February 28, 2020

Why Bibi shouldn’t speak — but Congressmen should come to hear him

For the third time, Israeli Prime Minister Benyamin (“Bibi”) Netanyahu believes that he has a message of such importance that both houses of the U.S. Congress need to be convened in order to hear him convey it. Republican leaders invited him to speak this week in order to embarrass President Obama, who in turn refuses to meet with Bibi during his visit. Vice President Biden, who would normally sit alongside Speaker Boehner in the House chamber to hear the speech, has wisely made himself unavailable on that day. The invitation should be rescinded immediately. If it is not, members of Congress should do the right thing and show up for the speech. Not for Bibi’s sake, but for that of all decent people who oppose Iranian terrorism and nuclear blackmail.

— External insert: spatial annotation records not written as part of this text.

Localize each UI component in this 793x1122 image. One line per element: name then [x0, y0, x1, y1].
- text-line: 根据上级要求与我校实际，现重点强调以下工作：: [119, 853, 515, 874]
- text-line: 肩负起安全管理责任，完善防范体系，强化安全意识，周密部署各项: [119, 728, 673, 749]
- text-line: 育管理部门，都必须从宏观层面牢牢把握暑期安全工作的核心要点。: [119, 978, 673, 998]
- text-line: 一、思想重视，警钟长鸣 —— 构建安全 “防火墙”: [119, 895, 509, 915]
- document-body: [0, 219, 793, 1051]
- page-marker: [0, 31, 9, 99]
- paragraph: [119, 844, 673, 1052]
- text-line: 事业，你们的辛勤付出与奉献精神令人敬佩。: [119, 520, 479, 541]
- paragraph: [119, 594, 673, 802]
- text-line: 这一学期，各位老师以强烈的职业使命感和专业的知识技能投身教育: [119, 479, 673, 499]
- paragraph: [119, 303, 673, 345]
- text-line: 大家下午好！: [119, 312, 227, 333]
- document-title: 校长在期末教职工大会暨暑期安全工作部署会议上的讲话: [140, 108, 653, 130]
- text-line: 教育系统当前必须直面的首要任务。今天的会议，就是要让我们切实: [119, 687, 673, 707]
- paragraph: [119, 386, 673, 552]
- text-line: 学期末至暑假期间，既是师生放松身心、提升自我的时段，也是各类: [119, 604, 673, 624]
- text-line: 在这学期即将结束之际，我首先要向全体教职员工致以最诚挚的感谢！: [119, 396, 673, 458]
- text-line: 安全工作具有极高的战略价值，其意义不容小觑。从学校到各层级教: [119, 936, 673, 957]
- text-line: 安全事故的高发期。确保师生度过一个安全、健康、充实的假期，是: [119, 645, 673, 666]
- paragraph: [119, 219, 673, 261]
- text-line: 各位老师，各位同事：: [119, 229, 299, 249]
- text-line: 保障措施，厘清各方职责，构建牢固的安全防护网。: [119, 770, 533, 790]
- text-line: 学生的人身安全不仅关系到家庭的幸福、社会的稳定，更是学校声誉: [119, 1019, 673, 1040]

I have met Bibi twice (at a book festival in Tel Aviv when he was running for prime minister the first time and at a Chabad event at the Beverly Wilshire Hotel while he was prime minister), and on both occasions I was struck by his arrogance and haughtiness. Indeed, it is impossible for me to hide my personal contempt for a serial adulterer who cheated on his first wife (he’s had three) while she was pregnant with his child. Bibi cheated on his current wife with his PR advisor, inter alia, and he was the target of several corruption investigations during his first term as prime minister. Unsurprisingly, he and his wife were criticized in a recent report by the country’s comptroller that detailed their exorbitant household expenses. Israelis who voted for Bibi to serve again as PM must have had very short memories.

As much as I hold Bibi in contempt as a man, a husband, and a guardian of the public’s (misplaced) trust, the main reason that I oppose his invitation to speak is that it was improperly extended. Instead of merely informing the White House that the leader of one of our closest allies had been invited to address Congress, Republican leaders should have waited to receive a green light from the Administration before extending the invitation. Just because President Obama invited British PM Cameron to reach out to legislators on Iran doesn’t mean that he also has to invite an antagonistic Israeli PM to address Congress. So far only Winston Churchill has addressed a joint session three times, and it doesn’t seem right that an ethically-challenged pol whose party only won 25% of the seats in the Knesset during the last general election should be the one to share this distinction. 

I don’t intend to listen to or read the speech, and I hope that it doesn’t receive widespread media coverage. People who follow events in the region closely don’t need Bibi to tell them what’s going on in the Middle East, and I pray the day will never come when our country’s leaders need a bombastic egotist to enlighten us on world affairs. If congressional leaders were smart, they would have invited Bibi to speak on his achievements in foreign relations during his service as PM. That talk would have lasted about two minutes. Adulterers are by nature mendacious, and politicians in America, Europe, Latin America and Asia have grown weary of Bibi’s truth-stretching (former French President Sarkozy called him a “liar”). Bibi has managed to alienate the leaders of allied countries, and now he’s coming to lecture us on how to handle Iran. The man is chutzpah personified.

The last time Bibi addressed Congress, he proposed the creation of a Palestinian state if certain conditions were met, including direct negotiations between Israel and Palestinian leaders. How did that proposal work out? How many Palestinian leaders today would take a phone call from Bibi? His country has zero leverage on Iran and accepts billions of dollars in loan guarantees every year from the United States.  Why exactly do we need Bibi to tell us which economic and political steps we should take vis-à-vis Iran?  

So why should senators and congressmen show up to Bibi’s speech? To demonstrate a united front against the Iranian government. Iran is governed by an evil, anti-Semitic, terror-sponsoring regime that must be stopped from obtaining nuclear weapons. If we publicly diss the Israeli PM while negotiations are underway to put the brakes on Iran’s nuclear program, that invites the Iranians to become even more intransigent. As much as I wish that Bibi would contact the White House privately with his suggestions on Iran, in the end we have to support the leader of any country who publicly criticizes Iran’s nuclear program. Although Israel established its nuclear program in a duplicitous way, we can’t allow Iran to do the same. Israel is not Iran, and the consequences of an Iranian nuclear bomb, to Israel and the world, are too terrifying to contemplate.

In short, my advice to senators and congressmen is this: attend the speech – but don’t applaud.